Ford’s $3B EV loss shows gas cars are still the profit engine

Illustration of an electric vehicle plugged in, the charging wire has dollar bill signs running inside of it towards the car.

Illustration: Aïda Amer/Axios

Gas-powered cars, trucks and SUVs are still paying the bills for automakers as they pile money into electric vehicles.

Why it matters: EVs are the future, but getting to that future will be expensive.

Driving the news: Ford revealed Thursday that it expects to lose $3 billion in its electric vehicle division in 2023, despite early sales success for the F-150 Lightning and Mustang Mach-E EVs.

  • But Ford expects to turn an overall profit before interest, taxes and depreciation of $9 billion to $11 billion for the year.
  • The company is one of the only automakers that separates its EV operations from the rest of its business for financial reporting purposes.

State of play: “It’s a big number, but I suspect if you took the other automakers and pulled out the EV business you’d find it to be similar,” Autotrader analyst Michelle Krebs tells Axios.

  • EVs currently account for only about 6% of sales, though they are growing quickly, she said.
  • “We believe no U.S. automaker is making EVs profitably aside from Tesla,” CFRA Research analyst Garrett Nelson writes, adding that “EVs are likely to be a material drag on near- and intermediate-term earnings.”

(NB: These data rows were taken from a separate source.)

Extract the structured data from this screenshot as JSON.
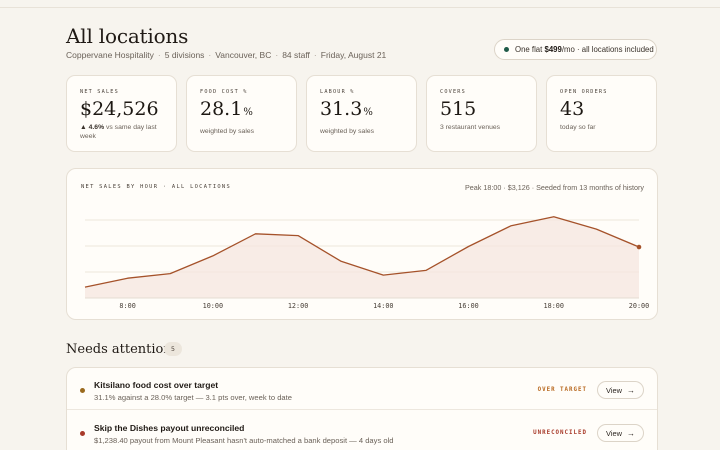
{
  "header": {
    "title": "All locations",
    "company": "Coppervane Hospitality",
    "divisions": "5 divisions",
    "city": "Vancouver, BC",
    "staff": "84 staff",
    "date": "Friday, August 21",
    "sep": "·"
  },
  "plan_pill": {
    "prefix": "One flat ",
    "price": "$499",
    "suffix": "/mo · all locations included"
  },
  "kpis": [
    {
      "label": "NET SALES",
      "value": "$24,526",
      "unit": "",
      "delta": "▲ 4.6%",
      "note": " vs same day last week"
    },
    {
      "label": "FOOD COST %",
      "value": "28.1",
      "unit": "%",
      "note": "weighted by sales"
    },
    {
      "label": "LABOUR %",
      "value": "31.3",
      "unit": "%",
      "note": "weighted by sales"
    },
    {
      "label": "COVERS",
      "value": "515",
      "unit": "",
      "note": "3 restaurant venues"
    },
    {
      "label": "OPEN ORDERS",
      "value": "43",
      "unit": "",
      "note": "today so far"
    }
  ],
  "chart": {
    "label": "NET SALES BY HOUR · ALL LOCATIONS",
    "meta": "Peak 18:00 · $3,126 · Seeded from 13 months of history"
  },
  "chart_data": {
    "type": "area",
    "x": [
      7,
      8,
      9,
      10,
      11,
      12,
      13,
      14,
      15,
      16,
      17,
      18,
      19,
      20
    ],
    "values": [
      420,
      760,
      940,
      1620,
      2470,
      2400,
      1420,
      880,
      1060,
      1980,
      2780,
      3126,
      2650,
      1960
    ],
    "xtick_labels": [
      "8:00",
      "10:00",
      "12:00",
      "14:00",
      "16:00",
      "18:00",
      "20:00"
    ],
    "xticks": [
      8,
      10,
      12,
      14,
      16,
      18,
      20
    ],
    "xlim": [
      8,
      20
    ],
    "ylim": [
      0,
      3500
    ],
    "grid": true,
    "line_color": "#a5522a",
    "fill_color": "#f5e6df",
    "title": "NET SALES BY HOUR · ALL LOCATIONS"
  },
  "attention": {
    "title": "Needs attention",
    "count": "5",
    "items": [
      {
        "title": "Kitsilano food cost over target",
        "desc": "31.1% against a 28.0% target — 3.1 pts over, week to date",
        "tag": "OVER TARGET",
        "tag_color": "#b8681f",
        "dot_color": "#9a6a1e",
        "button": "View"
      },
      {
        "title": "Skip the Dishes payout unreconciled",
        "desc": "$1,238.40 payout from Mount Pleasant hasn't auto-matched a bank deposit — 4 days old",
        "tag": "UNRECONCILED",
        "tag_color": "#a83a2a",
        "dot_color": "#a83a2a",
        "button": "View"
      }
    ]
  }
}
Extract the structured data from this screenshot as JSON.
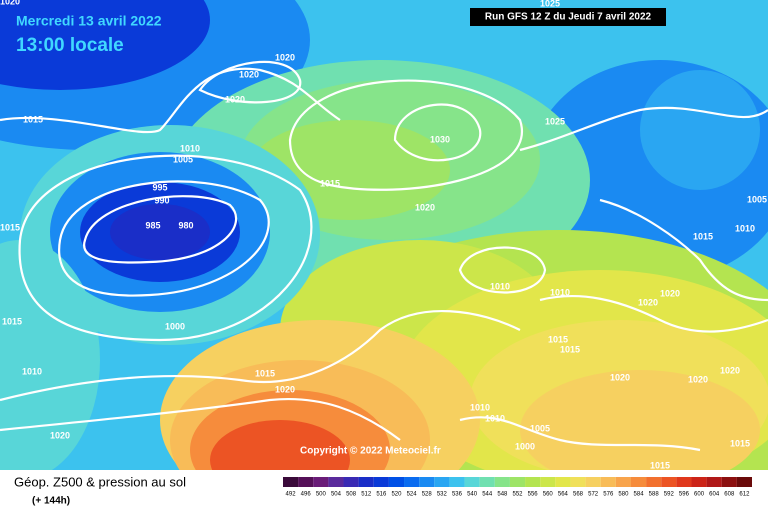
{
  "header": {
    "date": "Mercredi 13 avril 2022",
    "time": "13:00 locale",
    "run": "Run GFS 12 Z du Jeudi 7 avril 2022"
  },
  "map": {
    "copyright": "Copyright © 2022 Meteociel.fr",
    "isobar_labels": [
      "1025",
      "1020",
      "1020",
      "1020",
      "1020",
      "1015",
      "1010",
      "1005",
      "1030",
      "1025",
      "1015",
      "995",
      "990",
      "985",
      "980",
      "1020",
      "1015",
      "1010",
      "1015",
      "1005",
      "1010",
      "1010",
      "1020",
      "1020",
      "1015",
      "1000",
      "1015",
      "1015",
      "1010",
      "1015",
      "1020",
      "1020",
      "1020",
      "1020",
      "1010",
      "1010",
      "1005",
      "1020",
      "1000",
      "1015",
      "1015"
    ]
  },
  "legend": {
    "title": "Géop. Z500 & pression au sol",
    "subtitle": "(+ 144h)",
    "labels": [
      492,
      496,
      500,
      504,
      508,
      512,
      516,
      520,
      524,
      528,
      532,
      536,
      540,
      544,
      548,
      552,
      556,
      560,
      564,
      568,
      572,
      576,
      580,
      584,
      588,
      592,
      596,
      600,
      604,
      608,
      612
    ],
    "colors": [
      "#3a0a3a",
      "#551058",
      "#6a1c78",
      "#5a2a9c",
      "#3a2ab4",
      "#1a2ec8",
      "#0a3ad8",
      "#0050e6",
      "#0a6cf0",
      "#1a8af2",
      "#2aa6f2",
      "#3cc2ee",
      "#58d6d8",
      "#70e0b0",
      "#86e48a",
      "#9ee466",
      "#b4e450",
      "#cce64a",
      "#e2e64a",
      "#f0e05a",
      "#f6d060",
      "#f8bc58",
      "#f8a44c",
      "#f68c3c",
      "#f2702e",
      "#ec5424",
      "#e0381c",
      "#cc2418",
      "#b01818",
      "#8c1010",
      "#6a0a0a"
    ]
  }
}
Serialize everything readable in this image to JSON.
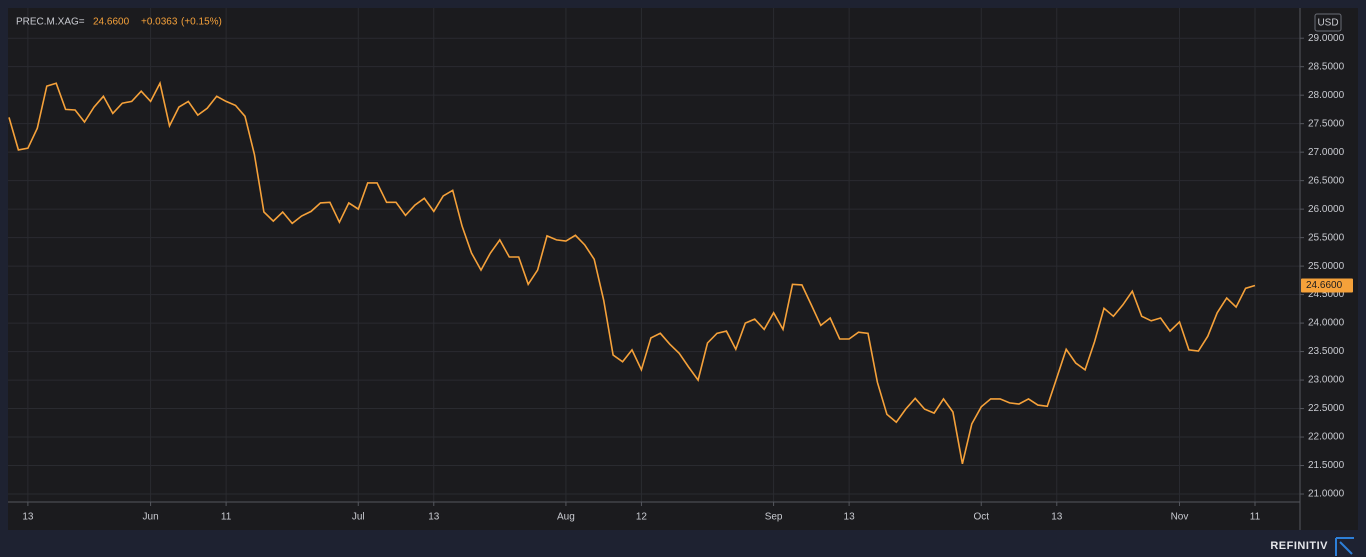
{
  "chart_data": {
    "type": "line",
    "title": "PREC.M.XAG=",
    "last_price": "24.6600",
    "change": "+0.0363",
    "change_pct": "(+0.15%)",
    "currency": "USD",
    "color": "#f5a13a",
    "grid": true,
    "categories": [
      null,
      null,
      "13",
      null,
      null,
      null,
      null,
      null,
      null,
      null,
      null,
      null,
      null,
      null,
      null,
      "Jun",
      null,
      null,
      null,
      null,
      null,
      null,
      null,
      "11",
      null,
      null,
      null,
      null,
      null,
      null,
      null,
      null,
      null,
      null,
      null,
      null,
      null,
      "Jul",
      null,
      null,
      null,
      null,
      null,
      null,
      null,
      "13",
      null,
      null,
      null,
      null,
      null,
      null,
      null,
      null,
      null,
      null,
      null,
      null,
      null,
      "Aug",
      null,
      null,
      null,
      null,
      null,
      null,
      null,
      "12",
      null,
      null,
      null,
      null,
      null,
      null,
      null,
      null,
      null,
      null,
      null,
      null,
      null,
      "Sep",
      null,
      null,
      null,
      null,
      null,
      null,
      null,
      "13",
      null,
      null,
      null,
      null,
      null,
      null,
      null,
      null,
      null,
      null,
      null,
      null,
      null,
      "Oct",
      null,
      null,
      null,
      null,
      null,
      null,
      null,
      "13",
      null,
      null,
      null,
      null,
      null,
      null,
      null,
      null,
      null,
      null,
      null,
      null,
      "Nov",
      null,
      null,
      null,
      null,
      null,
      null,
      null,
      "11"
    ],
    "values": [
      27.61,
      27.04,
      27.07,
      27.42,
      28.16,
      28.21,
      27.75,
      27.74,
      27.53,
      27.79,
      27.98,
      27.68,
      27.86,
      27.89,
      28.07,
      27.89,
      28.21,
      27.46,
      27.79,
      27.89,
      27.65,
      27.77,
      27.98,
      27.89,
      27.82,
      27.63,
      26.96,
      25.95,
      25.79,
      25.95,
      25.75,
      25.88,
      25.96,
      26.11,
      26.12,
      25.77,
      26.11,
      26.0,
      26.46,
      26.46,
      26.12,
      26.12,
      25.89,
      26.07,
      26.19,
      25.96,
      26.23,
      26.33,
      25.7,
      25.23,
      24.93,
      25.23,
      25.46,
      25.16,
      25.16,
      24.68,
      24.93,
      25.53,
      25.46,
      25.44,
      25.54,
      25.37,
      25.12,
      24.4,
      23.44,
      23.32,
      23.53,
      23.18,
      23.74,
      23.82,
      23.63,
      23.47,
      23.23,
      23.0,
      23.65,
      23.82,
      23.86,
      23.54,
      24.0,
      24.07,
      23.89,
      24.18,
      23.89,
      24.68,
      24.67,
      24.32,
      23.96,
      24.09,
      23.72,
      23.72,
      23.84,
      23.82,
      22.96,
      22.4,
      22.26,
      22.49,
      22.68,
      22.49,
      22.42,
      22.67,
      22.44,
      21.53,
      22.23,
      22.53,
      22.67,
      22.67,
      22.6,
      22.58,
      22.67,
      22.56,
      22.54,
      23.04,
      23.54,
      23.3,
      23.18,
      23.67,
      24.26,
      24.12,
      24.32,
      24.56,
      24.12,
      24.04,
      24.09,
      23.86,
      24.02,
      23.53,
      23.51,
      23.77,
      24.18,
      24.44,
      24.28,
      24.61,
      24.66
    ],
    "ylim": [
      20.86,
      29.53
    ],
    "yticks": [
      {
        "value": 21,
        "label": "21.0000"
      },
      {
        "value": 21.5,
        "label": "21.5000"
      },
      {
        "value": 22,
        "label": "22.0000"
      },
      {
        "value": 22.5,
        "label": "22.5000"
      },
      {
        "value": 23,
        "label": "23.0000"
      },
      {
        "value": 23.5,
        "label": "23.5000"
      },
      {
        "value": 24,
        "label": "24.0000"
      },
      {
        "value": 24.5,
        "label": "24.5000"
      },
      {
        "value": 25,
        "label": "25.0000"
      },
      {
        "value": 25.5,
        "label": "25.5000"
      },
      {
        "value": 26,
        "label": "26.0000"
      },
      {
        "value": 26.5,
        "label": "26.5000"
      },
      {
        "value": 27,
        "label": "27.0000"
      },
      {
        "value": 27.5,
        "label": "27.5000"
      },
      {
        "value": 28,
        "label": "28.0000"
      },
      {
        "value": 28.5,
        "label": "28.5000"
      },
      {
        "value": 29,
        "label": "29.0000"
      }
    ]
  },
  "footer": {
    "brand": "REFINITIV"
  }
}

Automakers are using the proceeds from profit beasts like the F-150, the Ram 1500, the Chevrolet Silverado and the Toyota RAV-4 to pay for the costs of the transition.

  • “They’re plowing in lots of R&D — they’re spending big on new battery plants, new assembly plants,” Krebs says.

The intrigue: Gas-powered vehicles are disappearing despite their money-making ways.

  • The latest casualty of the race to EVs is the Chevrolet Camaro, which General Motors is discontinuing in its current form, Automotive News reported.
  • Several automakers have committed to a goal of selling all or mostly EVs within a matter of years.

Yes, but: Automakers have little choice with investors and regulators demanding the switch.

  • California is leading the way by phasing out the sale of gas-powered vehicles by 2035, while several other states are expected to follow suit.

The bottom line: Gas-powered vehicles are paying for their own funeral.

(Disclosure: Autotrader is owned by Cox Enterprises, which owns Axios.)